Pianificare la giornata
La gestione del tempo si collega a doppio filo con l’ordine mentale, di cui sopra. Ordinare la propria scrivania ha la stessa importanza di gerarchizzare il proprio tempo e le priorità. Non è un caso che personalità di un certo spessore politico e imprenditoriale dividano la propria giornata in base all’importanza dei task da compiere. Per Elon Musk lavorare tanto non è necessario, forse perché la quantità è sempre inferiore alla qualità. Meglio poche ore sfruttate bene, che tante con un livello di concentrazione esiguo. Forse per questo Barack Obama, ex presidente Usa, per il giorno successivo programma solo un compito da eseguire assolutamente e due meno urgenti, opzionali. Il tempo dilazionato permette una maggiore distribuzione delle energie, e va da sé che rispondere alle mail – ad esempio – alle venti è tanto inutile, quanto dilapidante. Meglio, secondo Mark Zuckerberg, fondatore di Facebook, riservare i task nelle ore subito dopo la sveglia: il momento, insomma, con maggiori energie. Ciò porta ad una conclusione: lo spazio di lavoro non è solo fisico, ma anche mentale e creare un piccolo gate temporale apposito per ogni mansione da svolgere crea una sensazione di equilibrio che, a luglio con il sole cocente e i bilanci in chiusura, non può che aiutare.
L’aiuto del Lo-fi Hip Hop
Il flusso costante e comfy di beat prodotti da artisti senza nome, incastrati su immagini di vita quotidiana dalle atmosfere vapor wave e leggermente nostalgiche, è diventato la colonna sonora del lockdown. E non a caso. Parlo della musica Lo-fi hip hop. Il genere è in evoluzione e nasce nel 2015 su YouTube. Proprio sulla piattaforma è possibile trovare innumerevoli web-radio station che propongono in diretta, e ininterrottamente, brani con bpm bassi (in media novanta), voci distorte in modo lieve; insomma nenie e cantilene new age che però producono – a quanto riportano i picchi di ascolto di Spotify durante i mesi di isolamento – una sensazione di equilibrio e pace.
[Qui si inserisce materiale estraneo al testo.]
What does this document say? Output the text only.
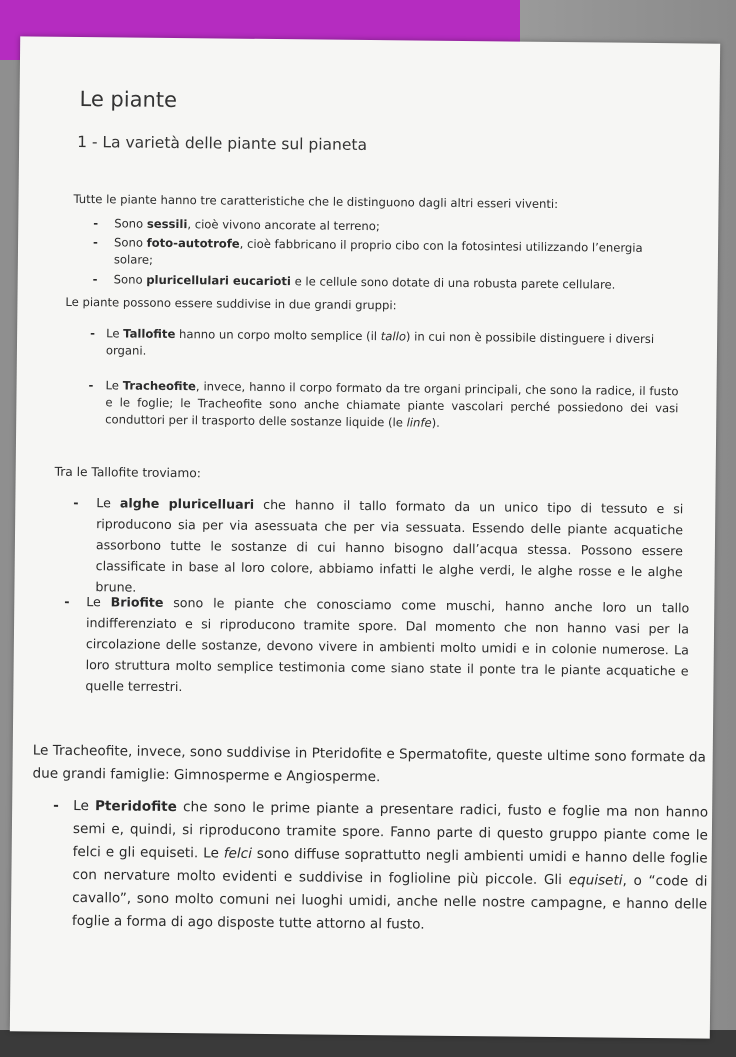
Le piante
1 - La varietà delle piante sul pianeta

Tutte le piante hanno tre caratteristiche che le distinguono dagli altri esseri viventi:

- Sono sessili, cioè vivono ancorate al terreno;
- Sono foto-autotrofe, cioè fabbricano il proprio cibo con la fotosintesi utilizzando l’energia solare;
- Sono pluricellulari eucarioti e le cellule sono dotate di una robusta parete cellulare.

Le piante possono essere suddivise in due grandi gruppi:

- Le Tallofite hanno un corpo molto semplice (il tallo) in cui non è possibile distinguere i diversi organi.
- Le Tracheofite, invece, hanno il corpo formato da tre organi principali, che sono la radice, il fusto e le foglie; le Tracheofite sono anche chiamate piante vascolari perché possiedono dei vasi conduttori per il trasporto delle sostanze liquide (le linfe).

Tra le Tallofite troviamo:

- Le alghe pluricelluari che hanno il tallo formato da un unico tipo di tessuto e si riproducono sia per via asessuata che per via sessuata. Essendo delle piante acquatiche assorbono tutte le sostanze di cui hanno bisogno dall’acqua stessa. Possono essere classificate in base al loro colore, abbiamo infatti le alghe verdi, le alghe rosse e le alghe brune.
- Le Briofite sono le piante che conosciamo come muschi, hanno anche loro un tallo indifferenziato e si riproducono tramite spore. Dal momento che non hanno vasi per la circolazione delle sostanze, devono vivere in ambienti molto umidi e in colonie numerose. La loro struttura molto semplice testimonia come siano state il ponte tra le piante acquatiche e quelle terrestri.

Le Tracheofite, invece, sono suddivise in Pteridofite e Spermatofite, queste ultime sono formate da due grandi famiglie: Gimnosperme e Angiosperme.

- Le Pteridofite che sono le prime piante a presentare radici, fusto e foglie ma non hanno semi e, quindi, si riproducono tramite spore. Fanno parte di questo gruppo piante come le felci e gli equiseti. Le felci sono diffuse soprattutto negli ambienti umidi e hanno delle foglie con nervature molto evidenti e suddivise in foglioline più piccole. Gli equiseti, o “code di cavallo”, sono molto comuni nei luoghi umidi, anche nelle nostre campagne, e hanno delle foglie a forma di ago disposte tutte attorno al fusto.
Sarà probabilmente effetto dei bassi addizionali, degli effetti sulla voce, delle modulazioni o delle ambientazioni chill-out anni novanta, inizio duemila. Se da una parte i frame di questi video, e la sensazione dei brani al primo ascolto, rimandano palesemente alla reclusione volontaria degli hikikomori; dall’altra è innegabile che la struttura omogenea e cadenzata di questo tipo di musica, più di altre, permette di abbassare i bpm della vita quotidiana, per procedere ad un ritmo lavorativo decisamente più facile da sopportare.
L’abitudine green
Che la sostenibilità sia lo slogan del futuro è ormai chiaro. Tuttavia, si conosce da millenni la bellezza e la convenienza di circondarsi all’interno di boschi rigogliosi, di avvicinarsi al “verde”. Senza spostare troppi concetti filosofici, tantomeno pseudo religiosi, karmici o di linfe vitali varie ed eventuali, basta pensare al processo base della vita sul pianeta. La sensazione di tranquillità derivata dal “verde” è semplicemente merito dell’ossigeno emesso dalle piante e dagli alberi in quel curioso processo che è la fotosintesi clorofilliana. Le città sono certamente ambienti rarefatti, specialmente in estate, una commistione pericolosa tra inquinamento e calore. Prendere la buona abitudine di passeggiare in un parco, o in un bosco, in modo costante durante la giornata o in settimana, è un po’ come passare dal benzinaio.
Così, se possibile, con la lo-fi nelle orecchie, una penna e un’agenda pulita, distendersi sotto un albero in pausa pranzo o tra un task e il successivo, diventa l’antidoto perfetto per il burnout estivo; ché poi le ferie, suvvia, non sono poi così lontane.